A design principle where if a system fails, it does so in a way that defaults to a safe condition. For example, a fail-safe valve might close (shutting off flow) if power is lost, to prevent an uncontrolled process. In OT, fail-safe mechanisms ensure that if something goes wrong, whether a component fails or communication is lost, the process will shut down or revert to a state that avoids harm to people, environment, or equipment. (Contrast with fail-secure, where on failure a system locks in a secure state, like a door locking during a power outage – but in industrial control, fail-safe is usually about safety.)


Field device

A general term for equipment on the plant floor or in the field that interacts directly with the physical process. Field devices include sensors (which measure things like temperature, pressure, flow) and actuators (like valves, motors, relays). They often connect to controllers (PLC/RTU) via I/O modules or fieldbus networks. 


Fieldbus

A category of industrial network protocols designed for connecting field devices (sensors/actuators) to controllers, usually in a daisy-chain or bus topology (as opposed to each device having a direct wire to the controller).

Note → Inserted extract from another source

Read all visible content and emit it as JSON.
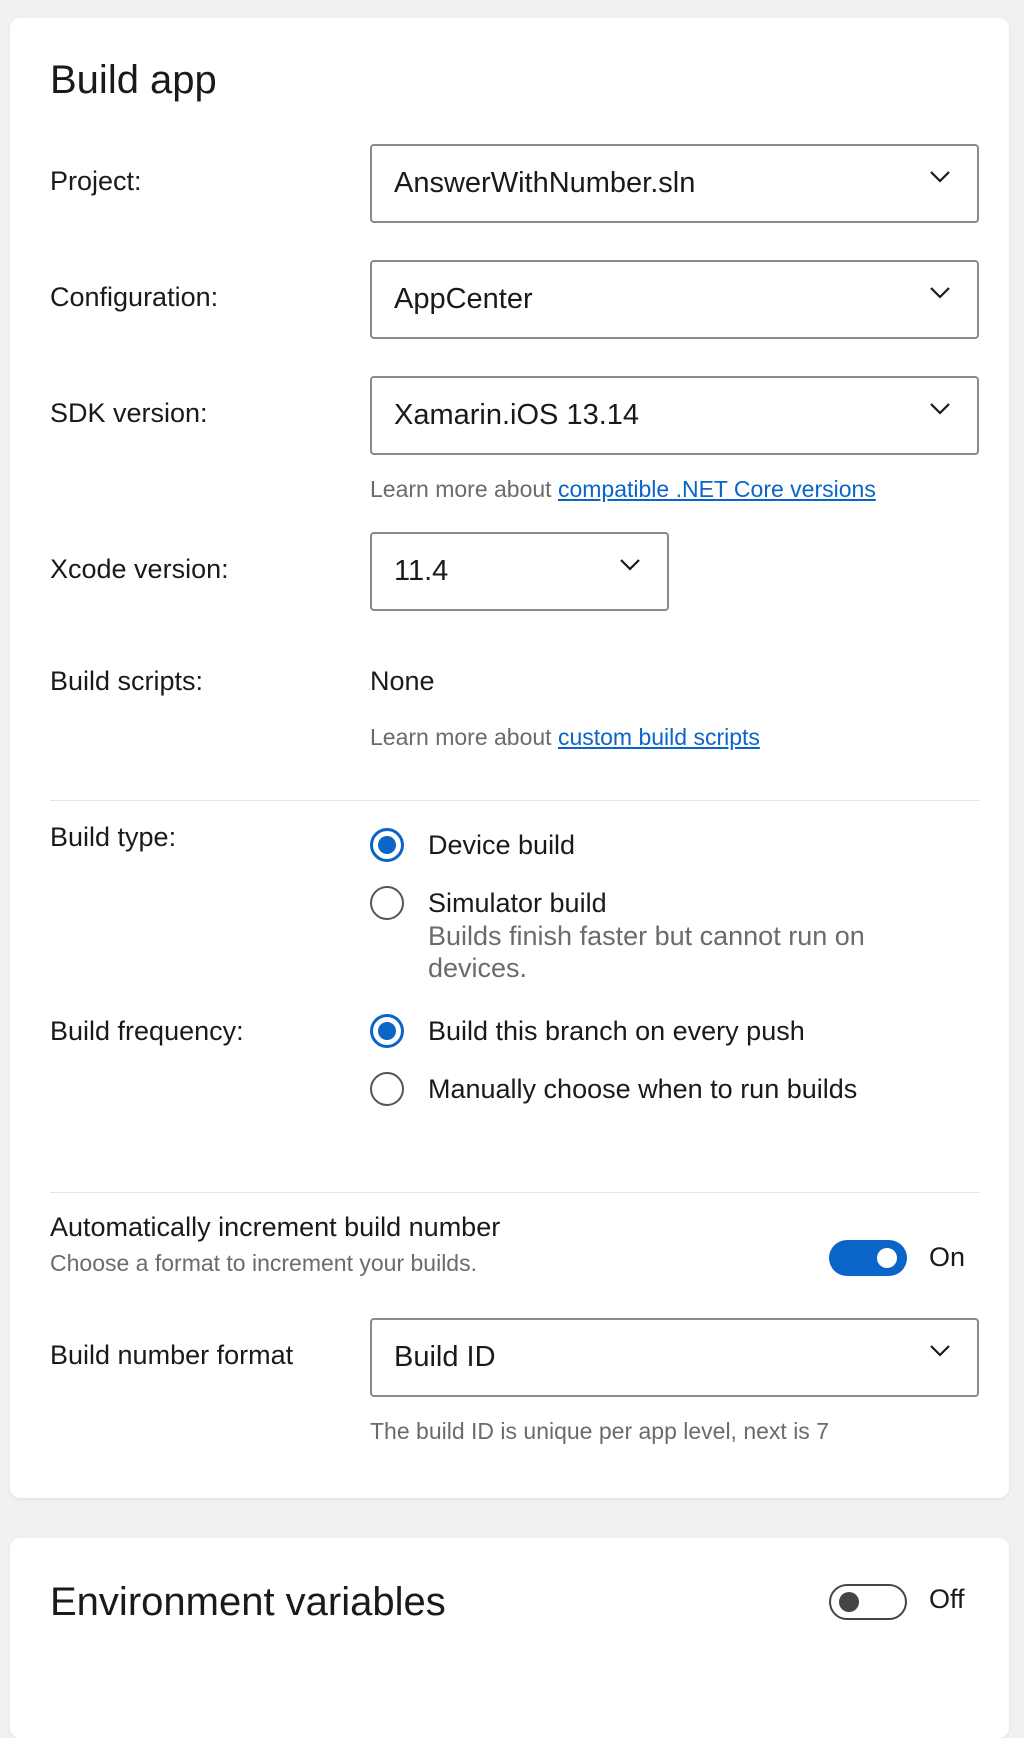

Examples include Profibus, Foundation Fieldbus, DeviceNet, and Modbus. 


Firewall

A network security device (software or hardware) that monitors and filters network traffic based on predefined security rules. In an ICS environment, firewalls are used to segment networks (for instance, between the corporate IT network and the OT network, or between control levels) and to restrict traffic to only what’s needed. They can range from simple devices allowing only specific IP/port combinations, to more advanced ones that understand industrial protocols (industrial next-gen firewalls that can, say, allow Read commands but block Write commands to a PLC).